23/12/2007

Especial 2007

Cultura

Texto de Llàtzer Moix
DEL PRADO A FRANKFURT  Con toda la pompa y el boato que hacen al caso, el Museo del Prado inauguró a finales de octubre la ampliación de su sede, que le ha permitido ganar un 50% de superficie y mejorar las zonas de exposición temporales y de atención al visitante. La obra ha sido diseñada y ejecutada por el arquitecto Rafael Moneo, con saber, paciencia, cariño y muy escaso afán de notoriedad.

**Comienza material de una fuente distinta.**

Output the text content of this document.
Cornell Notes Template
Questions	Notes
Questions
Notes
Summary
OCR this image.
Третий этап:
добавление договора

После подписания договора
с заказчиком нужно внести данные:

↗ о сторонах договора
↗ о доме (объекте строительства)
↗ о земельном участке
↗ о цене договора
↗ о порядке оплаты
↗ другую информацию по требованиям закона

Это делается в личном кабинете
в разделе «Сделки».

El claustro de la ampliación del Museo del Prado realizada por Rafael Moneo. Se inauguró con una exposición antológica dedicada a los maestros de la pintura española del siglo XIX

Han sido necesarias cuatro legislaturas –desde que se convocó aquel fallido concurso arquitectónico internacional– para que la ampliación del Museo del Prado llegara a buen puerto. Entre otros motivos, porque los sucesivos gobiernos españoles debieron batallar, con mayor o menor entusiasmo, contra fuerzas eclesiales, vecinales, políticas o gremiales, todas ellas insensibles ante un hecho palmario: el Prado, uno de los mayores activos culturales imaginables, enclavado en el corazón de Madrid, se había convertido en una instalación incapaz de atender la creciente demanda.
Resulta difícil de comprender, en una época en la que todas las ciudades de cierta dimensión pugnan por ponerse en el mapa mediante equipamientos culturales de nueva planta y, en ocasiones, muy dudoso atractivo, que Madrid haya demorado tanto la rehabilitación de su incomparable pinacoteca. En fin, todo eso queda ahora atrás. Gracias a la ampliación, el Prado ha sumado a su histórica sede, levantada hace más de dos siglos por Juan de Villanueva, un nuevo edificio cúbico y una zona intermedia, subterránea, espaciosa, que hace las veces de vestíbulo. Grandes exposiciones temporales dedicadas a la pintura española del siglo XIX –hasta ahora semiolvidada en las reservas de la casa– y a figuras indiscutibles como Velázquez, Goya o el Greco han venido, o vendrán de inmediato, a festejar esta ampliación del Prado, que preside con indiscutible autoridad el llamado paseo del arte madrileño. Paseo que integran también un Reina Sofía con nuevo timonel, un Thyssen que últimamente aparece más en la prensa por las maneras feudales de la baronesa Tita que por sus muestras y una inminente sede madrileña de CaixaForum. Y mientras la capital consolidaba su eje, otras urbes españolas siguen luchando para dotarse de equipamientos, en ocasiones faraónicos, para poder competir en la liga de las ciudades con gran emblema arquitectónico-turístico-cultural.
Ahí están los casos de Valencia y de Santiago de Compostela. La primera, tenazmente entregada al cultivo de edificios de Santiago Calatrava en su Ciudad de les Arts i les Ciències. La segunda, embarcada en la construcción de la interminable Cidade da Cultura proyectada por el norteamericano Peter Eisenman. Y ambas, preguntándose ya si la ambición de sus monumentos se corresponde siempre con el rigor de sus contenidos, actuales o futuros, y si su mantenimiento va a ser sostenible, incluso en el caso de que un público masivo los visite.
Este factor, el del público masivo, ha sido determinante en otro de los hechos relevantes de 2007 en el mundo del espectáculo: la reagrupación de míticas bandas de rock. Con el negocio del disco en el aire –las ventas han caído a la mitad en seis años, debido a las descargas, la piratería o a la actitud de grupos punteros como Radiohead, que colgó en la red su último trabajo– y con los conciertos en directo como única garantía de grandes ingresos, algunos de los dinosaurios del rock han vuelto. El caso de The Police, con beneficios limpios de 150 millones de euros en su gira de regreso, ha sido quizás el más llamativo.
Y es que, en nuestros días, la música, el arte, los libros o, en general, la cultura que no se vende parece no existir. Que se lo pregunten, si no, a la cultura catalana, que no pestañeó a la hora de invertir doce millones de euros en su promoción de la feria del libro de Frankfurt.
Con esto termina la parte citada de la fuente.